Peter Rosei: Reisen, ein Argwohn 3 | Wien, Februar 2010: Kollektive Prägungen

| mitSprache unterwegs |

Wien, Februar 2010

Kann denn überhaupt eine Begegnung zwischen autochthonen Subjekten und Reisenden jenseits der Rituale und sozialen, historisch gewachsenen Verhaltenscodizes stattfinden ? – die Frage bleibt rhetorisch und wenn, dann nur in trauriger Weise beantwortbar: dieses Korsett zu sprengen, kommt einer akrobatischen Übung gleich.

Aufgewachsen in einer Welt, wo in den Kirchen “Negerfiguren” (ich gebrauche das Wort mit Absicht) standen, die mit den Köpfen nickten, wenn man einen Schilling “für die armen Negerkinder“ eingeworfen hat. Das war der allgegenwärtige Mohr der “Mission”.

Selbstredend konnte man sich per Intellekt von solchen Prägungen emanzipieren. Zum Glück.
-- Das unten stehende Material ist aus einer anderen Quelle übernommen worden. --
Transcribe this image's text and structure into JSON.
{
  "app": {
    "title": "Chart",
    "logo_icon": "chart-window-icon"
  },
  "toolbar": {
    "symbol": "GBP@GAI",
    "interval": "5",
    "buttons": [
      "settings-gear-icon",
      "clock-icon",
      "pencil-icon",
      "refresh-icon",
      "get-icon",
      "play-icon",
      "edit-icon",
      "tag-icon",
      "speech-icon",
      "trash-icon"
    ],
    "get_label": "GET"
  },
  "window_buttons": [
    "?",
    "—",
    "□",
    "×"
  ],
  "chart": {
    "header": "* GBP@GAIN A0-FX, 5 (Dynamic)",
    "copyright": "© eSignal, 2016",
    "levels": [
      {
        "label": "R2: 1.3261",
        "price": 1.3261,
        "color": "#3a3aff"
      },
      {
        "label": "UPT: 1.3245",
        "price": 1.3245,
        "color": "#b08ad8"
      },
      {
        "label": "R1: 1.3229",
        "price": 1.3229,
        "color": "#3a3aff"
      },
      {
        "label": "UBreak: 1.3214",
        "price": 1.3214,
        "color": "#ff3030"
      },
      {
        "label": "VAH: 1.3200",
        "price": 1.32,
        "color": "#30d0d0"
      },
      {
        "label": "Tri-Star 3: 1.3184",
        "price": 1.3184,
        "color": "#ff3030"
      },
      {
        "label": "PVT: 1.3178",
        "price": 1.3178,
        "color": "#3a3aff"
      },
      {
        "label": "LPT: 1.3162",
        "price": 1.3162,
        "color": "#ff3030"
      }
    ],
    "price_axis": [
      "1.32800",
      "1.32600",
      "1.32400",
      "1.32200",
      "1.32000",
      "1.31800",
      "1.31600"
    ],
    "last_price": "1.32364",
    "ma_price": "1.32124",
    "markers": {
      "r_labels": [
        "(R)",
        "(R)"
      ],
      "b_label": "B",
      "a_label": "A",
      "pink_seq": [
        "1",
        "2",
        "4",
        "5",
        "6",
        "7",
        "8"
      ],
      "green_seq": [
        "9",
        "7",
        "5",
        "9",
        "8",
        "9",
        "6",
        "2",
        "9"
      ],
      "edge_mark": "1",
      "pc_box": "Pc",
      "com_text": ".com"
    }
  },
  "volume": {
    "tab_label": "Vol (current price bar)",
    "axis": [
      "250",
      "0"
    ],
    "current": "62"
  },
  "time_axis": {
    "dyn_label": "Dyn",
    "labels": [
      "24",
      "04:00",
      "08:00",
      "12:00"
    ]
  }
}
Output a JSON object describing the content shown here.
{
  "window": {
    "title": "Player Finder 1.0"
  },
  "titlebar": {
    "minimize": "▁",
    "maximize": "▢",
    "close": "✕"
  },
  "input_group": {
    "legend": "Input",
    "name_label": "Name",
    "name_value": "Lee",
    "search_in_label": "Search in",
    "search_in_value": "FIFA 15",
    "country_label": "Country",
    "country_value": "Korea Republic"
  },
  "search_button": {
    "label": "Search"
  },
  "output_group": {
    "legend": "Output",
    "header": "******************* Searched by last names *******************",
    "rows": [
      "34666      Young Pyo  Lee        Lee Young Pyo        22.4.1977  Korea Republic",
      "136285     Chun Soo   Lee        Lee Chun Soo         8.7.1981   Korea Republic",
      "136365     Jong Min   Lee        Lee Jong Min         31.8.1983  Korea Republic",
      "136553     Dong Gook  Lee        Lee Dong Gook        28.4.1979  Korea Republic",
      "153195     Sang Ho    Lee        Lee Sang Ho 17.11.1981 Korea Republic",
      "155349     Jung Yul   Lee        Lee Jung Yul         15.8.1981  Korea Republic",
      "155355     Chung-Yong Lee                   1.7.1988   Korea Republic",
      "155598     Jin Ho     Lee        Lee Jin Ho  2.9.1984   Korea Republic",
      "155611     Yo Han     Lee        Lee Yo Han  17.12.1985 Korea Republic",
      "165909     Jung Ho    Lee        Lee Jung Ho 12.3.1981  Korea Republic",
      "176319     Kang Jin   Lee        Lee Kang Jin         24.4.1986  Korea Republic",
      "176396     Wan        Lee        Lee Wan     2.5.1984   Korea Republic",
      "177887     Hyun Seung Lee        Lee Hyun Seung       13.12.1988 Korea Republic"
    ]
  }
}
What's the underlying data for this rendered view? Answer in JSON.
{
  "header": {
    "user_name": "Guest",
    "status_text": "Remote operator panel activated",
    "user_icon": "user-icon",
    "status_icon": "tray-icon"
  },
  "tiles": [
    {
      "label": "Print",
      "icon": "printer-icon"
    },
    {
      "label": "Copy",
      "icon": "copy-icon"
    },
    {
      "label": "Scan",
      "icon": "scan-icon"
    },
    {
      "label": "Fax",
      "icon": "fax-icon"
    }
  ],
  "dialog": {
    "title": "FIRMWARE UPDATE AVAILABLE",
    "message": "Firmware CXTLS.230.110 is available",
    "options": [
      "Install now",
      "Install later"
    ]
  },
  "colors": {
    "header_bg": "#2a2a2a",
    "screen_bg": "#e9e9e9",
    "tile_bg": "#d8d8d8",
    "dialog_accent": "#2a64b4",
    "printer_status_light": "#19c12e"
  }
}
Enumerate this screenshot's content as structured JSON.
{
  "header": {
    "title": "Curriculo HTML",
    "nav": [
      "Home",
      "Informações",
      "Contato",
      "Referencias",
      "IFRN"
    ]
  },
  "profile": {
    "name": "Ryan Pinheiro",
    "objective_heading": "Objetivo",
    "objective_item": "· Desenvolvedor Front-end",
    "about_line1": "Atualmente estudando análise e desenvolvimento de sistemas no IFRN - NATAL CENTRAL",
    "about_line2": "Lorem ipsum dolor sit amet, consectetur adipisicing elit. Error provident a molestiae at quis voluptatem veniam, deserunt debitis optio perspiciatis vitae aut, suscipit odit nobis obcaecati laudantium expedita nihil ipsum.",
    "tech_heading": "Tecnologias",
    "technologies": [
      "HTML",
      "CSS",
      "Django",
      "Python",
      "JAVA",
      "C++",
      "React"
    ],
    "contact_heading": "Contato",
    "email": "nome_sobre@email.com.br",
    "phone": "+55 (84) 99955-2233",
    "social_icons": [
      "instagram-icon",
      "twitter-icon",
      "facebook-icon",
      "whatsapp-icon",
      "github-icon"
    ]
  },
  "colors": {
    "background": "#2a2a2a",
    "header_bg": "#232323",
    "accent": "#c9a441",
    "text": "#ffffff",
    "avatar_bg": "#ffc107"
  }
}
Aber dass man dieses “Vorwissen” der Klischees und kulturellen Vorurteilen völlig auszublenden könnte, redet man sich im Grunde nur ein.

Es gibt ja auch das zynische Argument, man solle die Schmeicheleien von bettelnder Kindern, von “Massage-Mädchen” oder sogar Prostituierten annehmen, damit sie wenigstens ein bisschen Geld verdienen. In Russland traf ich eine bürgerliche Frau, die – Diplomatin – mir ganz offen sagte: “Geht’s doch zu den Huren, die brauchen das Geld”. Als ich widersprach und wütend die Verhältnisse anprangerte, gab sie mir schlicht zurück: “Nein, Sie verstehen das ganz falsch. gehen Sie hin, liefern Sie einfach Ihr Geld ab, dann ist es zumindest zu etwas nütze.”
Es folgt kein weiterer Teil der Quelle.